BOB DOUGHTY: In nineteen sixty-nine, scientists began digging at one area of La Brea called Pit Ninety-One. They have found more than forty thousand fossils in Pit Ninety-One. More than ninety-five percent of the mammal bones are from just seven different animals. Three were plant-eaters. They were the western horse, the ancient bison and a two-meter tall animal called the Harlan’s ground sloth.
Four of the animals were meat-eating hunters. These were the saber-tooth cat, the North American lion, the dire wolf and the coyote. All these animals, except the dog-like coyote, have disappeared from the Earth.
FAITH LAPIDUS: Researchers say ninety percent of the fossils found are those of meat-eating animals. They say this is a surprise because there have always been more plant-eaters in the world. The researchers say each plant-eater that became trapped caused many meat-eaters to come to the place to feed. They, too, became trapped.
Rancho La Brea has also been a trap for many different kinds of insects. Scientists free these dead insects by washing the asphalt away with special chemicals. The La Brea insects give scientists a close look at the history of insects in southern California.
The La Brea Tar Pits have also provided science with interesting information about the plants that grew in the area. For many thousands of years, plant seeds landed in the sticky asphalt. The seeds have been saved for research. Scientists also have found pollen from many different kinds of plants.
The seeds and pollen, or the lack of them, can show severe weather changes over thousands of years. Scientists say these provide information that has helped them understand the history of the environment. The seeds and pollen have left a forty-thousand-year record of the environment and weather for this area of California.
BOB DOUGHTY: Digging at Pit Ninety-One was recently suspended in order to pay closer to attention to a new discovery called Project Twenty-Three. In two thousand six a nearby art museum began an underground building project.
La Brea scientists had a chance to investigate an area that otherwise would have been impossible to study. This area turned out to be very rich in fossils. So, twenty-three huge containers of tar, clay and mud were removed from the area for research. This is why the project is now known as Project Twenty-Three.

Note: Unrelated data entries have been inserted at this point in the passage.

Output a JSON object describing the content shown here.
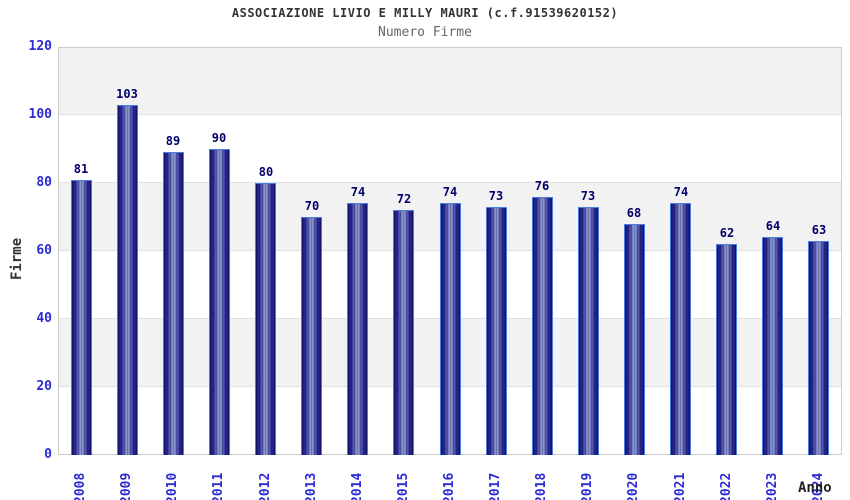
{
  "header": {
    "title": "ASSOCIAZIONE LIVIO E MILLY MAURI (c.f.91539620152)",
    "subtitle": "Numero Firme"
  },
  "chart_data": {
    "type": "bar",
    "title": "ASSOCIAZIONE LIVIO E MILLY MAURI (c.f.91539620152)",
    "subtitle": "Numero Firme",
    "xlabel": "Anno",
    "ylabel": "Firme",
    "categories": [
      "2008",
      "2009",
      "2010",
      "2011",
      "2012",
      "2013",
      "2014",
      "2015",
      "2016",
      "2017",
      "2018",
      "2019",
      "2020",
      "2021",
      "2022",
      "2023",
      "2024"
    ],
    "values": [
      81,
      103,
      89,
      90,
      80,
      70,
      74,
      72,
      74,
      73,
      76,
      73,
      68,
      74,
      62,
      64,
      63
    ],
    "ylim": [
      0,
      120
    ],
    "yticks": [
      0,
      20,
      40,
      60,
      80,
      100,
      120
    ],
    "grid": "horizontal-bands",
    "legend": "none",
    "colors": {
      "bar_dark": "#14147a",
      "bar_mid": "#2c2c94",
      "bar_light": "#9aa6d8",
      "bar_border": "#4a7fe0",
      "axis_tick_blue": "#2b2bd4",
      "value_label_navy": "#00006a",
      "band_gray": "#f2f2f2",
      "band_white": "#ffffff",
      "gridline": "#e2e2e2",
      "plot_border": "#cccccc",
      "title_color": "#333333",
      "subtitle_color": "#666666"
    }
  }
}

Scientists have fully examined only several boxes of earth and tar. It will take years to complete all of the containers. But scientists have so far counted over seven hundred parts from different organisms. One huge discovery was the nearly complete skeleton of a male mammoth. Researchers have named the mammoth Zed. This is the largest mammoth ever found in the area.
Rancho La Brea scientists publish an Internet blog that documents this exciting project. It describes in detail the huge amount of work involved in carefully examining the many layers of tar and earth. For example, you can learn about the degreasing machine. Researchers place a big block of tar into the machine. It removes the oily material, leaving behind hundreds of fossils.
FAITH LAPIDUS: Each year, thousands of visitors come to see the fossils at Rancho La Brea. They visit the George C. Page Museum. Mister Page was a wealthy man who became very interested in the scientific work being done at the tar pits. He gave the money to build the museum and research center.
Visitors to the museum can see the “fish bowl,” a laboratory surrounded by glass. Here, they can watch scientists do their research. Visitors can watch the scientists clean, examine, repair and identify fossils that are still being discovered. Through this process, scientists are able to answer questions and solve puzzles about animals and their environment from thousands of years ago. The objects found in Project Twenty-three could double the size of the research center’s collection.
It is exciting to stand only a few meters away and watch scientists clean the asphalt off a fossil that is thousands of years old. Visitors quickly learn why researchers consider Rancho La Brea a very special place.